Decca London Super Gold Compatibility Question


Can someone tell me what happens when you use the Deccas with the wrong arm? Is it a tracking issue or will it just not sound good? I tried it with my SME M2-12R with a Yamamoto wood headshell and the results were not great. Hoping it's just compatibility and not something wrong with the Decca.
dhcod

@noromance, you make a good point. A heavier counterweight closer to the bearings can produce the same effective mass as a lighter one further away, plus create less moment-of-inertia, a good thing say engineers (I take their word for it ;-). The Zeta arm has a counterweight that has it’s rear plate bolted on, with two internal steel washers which can be added or subtracted as needed or desired. Mine was missing one of the washers, so I substituted lead weights bought at a hobby store.

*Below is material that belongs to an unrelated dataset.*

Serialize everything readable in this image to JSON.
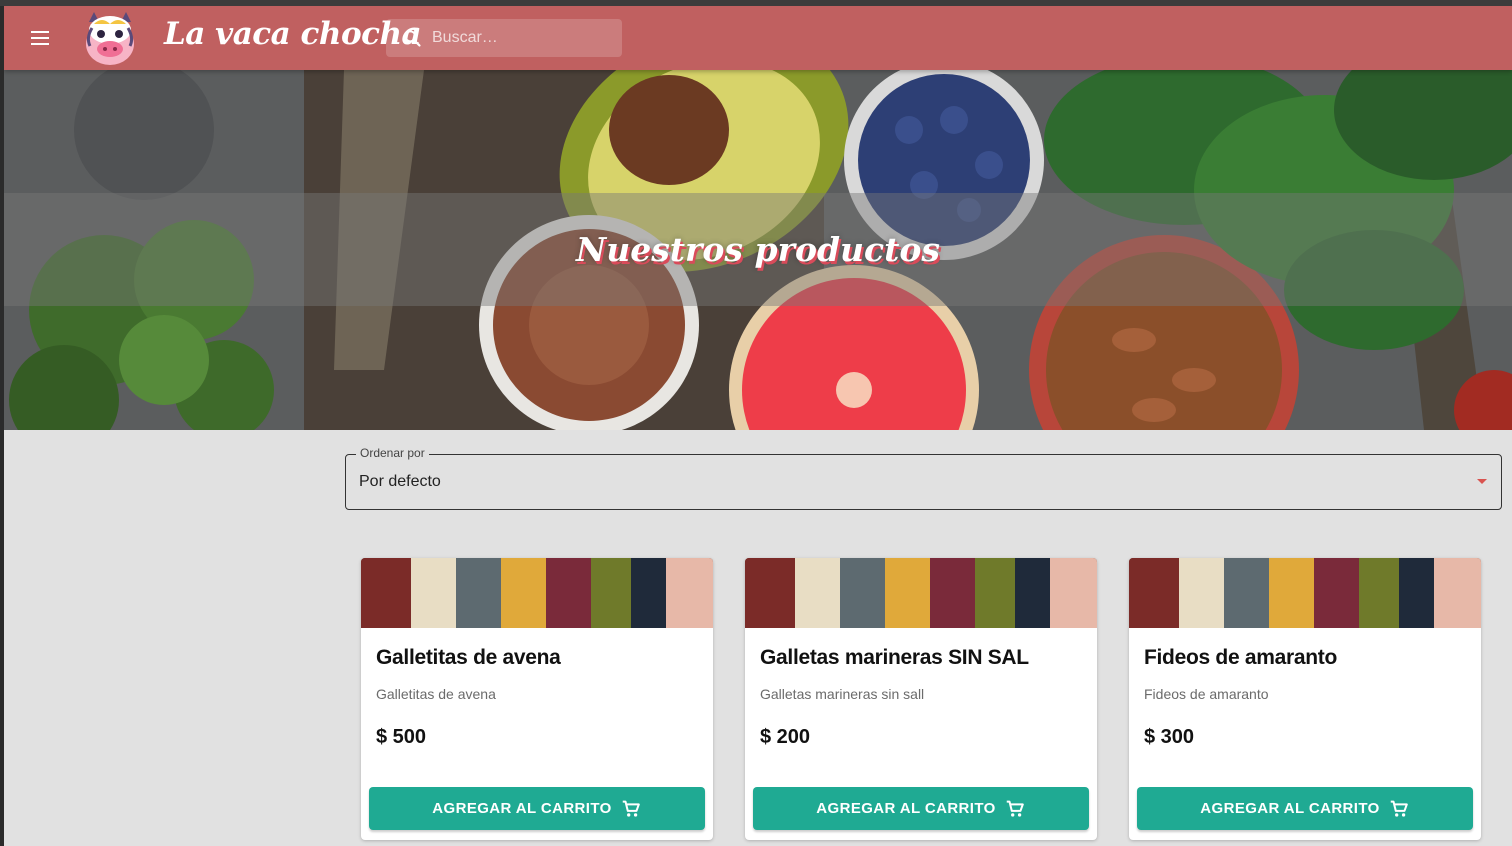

I needed the extra mass to compensate for 1- the missing Zeta counterweight washer, 2- the extra mass of the Decapod on my London Super Gold Mk.7 (it doesn’t weight much more than the standard mount), and 3- the outrigger that is integral to the Townshend Audio Rock Elite table I have the arm mounted on; it gets bolted on to the cartridge end of the arm. The Rock/Zeta/Decca-London combination, a true classic!

The horizontal and vertical compliance differences presented by the London Decca cartridges necessitate the use of a "stiff" tonearm.  Adding weight to the headshell and increasing the counterbalance weight of a tonearm will not compensate for a resonance compliance mismatch and, in fact, can make it worse.  Not all stiff tonearms are heavy and not all heavy tonearms are stiff (although most are).

Think of it this way: a PVC pipe is lighter and "less stiff" than an aluminum pipe of equal size, and an aluminum pipe is less stiff than a steel pipe of equal size.  A carbon fibre pipe of equal size would likely to be stiffer and lighter than the PVC pipe; especially if the carbon fibres were aligned down the length of the pipe and not wrapped circumferentially.

Adding weight to each end of the PVC pipe won't make it  any more stiff.  But the added weight, outboard of the fulcrum (pivot point) will almost always increase the resonance amplitude as they swing around the axis.

Interesting. Yet because the tube in question is not PVC, the added weight worked. Perhaps because the added mass is harder to excite allowing the stylus to move without wasting energy vibrating a lighter tube. Even if that tube was stiff.

As stiff an armtube as possible benefits ALL cartridges, but the Decca/Londons, having no rubber damping suspension (and no traditional cantilever; the stylus is attached to a V-shaped metal plate, which goes straight up into the cartridge) benefit most of all. The D/L’s transmit a LOT of mechanical energy into the arm, exacerbating any armtube flex and/or bearing "rattle" present in any given arm. The Zeta is known specifically for its’ strengths in those two criteria.

The front-end damping provided by the Townshend Rock is exactly what makes that table so appropriate for use with Decca/Londons. A damped arm has long been recommended for use with the cartridge, and I have had a few; the Decca International, the Mayware Formula 4, and a modified (with damped bearings) SME 3009 Improved. The Rock makes a damped arm unnecessary (and in fact the front-end damping afforded by that table is a better way to damp than applying it at the back end of the arm), allowing armtube stiffness and superior bearing design & build to be prioritized. The Rock comes with a metal arm mounting plate drilled for the Linn/Zeta arms, which share the same pivot-to-stylus distance. The plate even has the six holes required by the Zeta’s arm mounting collar---very handy. I added a layer of thick acrylic under the metal plate, as that plate is a little too ’lively" for my liking. Yes, I believe in damping resonances!